DIGITAL PLATFORMS AND MEDIA INDUSTRIES/DIGITAL PLATFORMS AS MEDIA INDUSTRIES

Stuart Cunningham1, Terry Flew1, Fiona Martin2, Amanda Lotz1, Ramon Lobato3, David Craig4, Junyi Lv4

1Queensland University of Technology, Australia; 2University of Sydney; 3RMIT Univerity; 4University of Southern California

There is a growing debate worldwide about the impact of content distribution through digital platforms on traditional media industries. This is a ramifying debate, which started with societal concerns (privacy, cyberbullying, hate speech) and then developed around competition issues (Google’s capacity in search for opaque algorithms to unfairly preference certain products and services, Google and Facebook’s dominance in most developed advertising markets). Equally, cultural identity and cultural industry questions have come to the fore around the need for major global PGC (professionally-generated content) streaming services, such as Netflix and Amazon Prime, to meet expectations to support and profile local content in specific markets. Most recently, the emerging awareness of foreign influence on the 2016 US Presidential campaign, Cambridge Analytica, fake news and the collapse of journalism’s business model have brought critical attention to public interest/infosphere issues.

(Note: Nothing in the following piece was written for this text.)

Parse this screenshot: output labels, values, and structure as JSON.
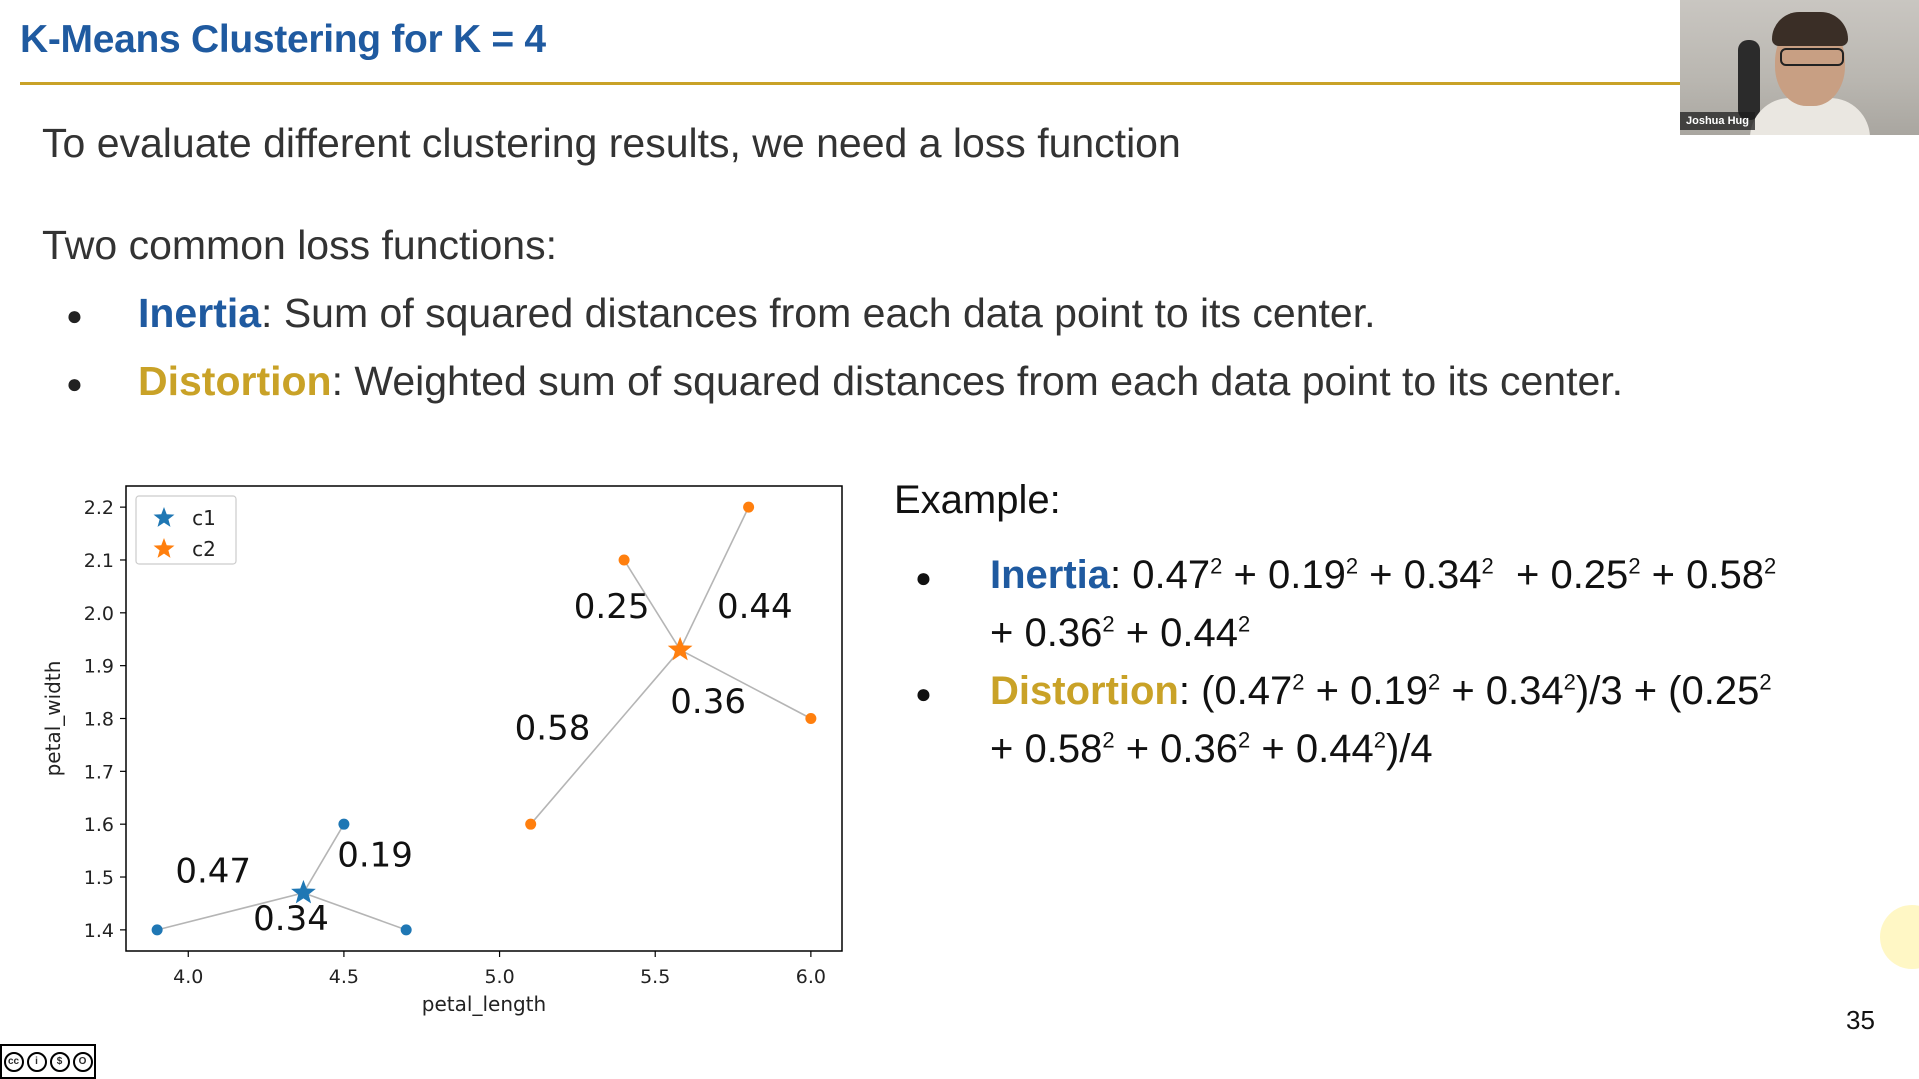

These overlapping issues are now contemporary to each other and often competing for policy prioritization. The rationale for this panel is that despite, or rather because of, this complexity, it is imperative that scholars develop a cohering conceptual framework within which this complex range of pressing policy issues can be addressed. Common threads across these issues include: how are digital and global players, mostly now beyond the reach of established broadcasting regulation, to be addressed by contemporized national policies? How can opaque governance and business practices of the platforms be opened up to greater scrutiny and accountability? How can platforms be encouraged, or regulated, to contribute to sustainable local and national content and capacity?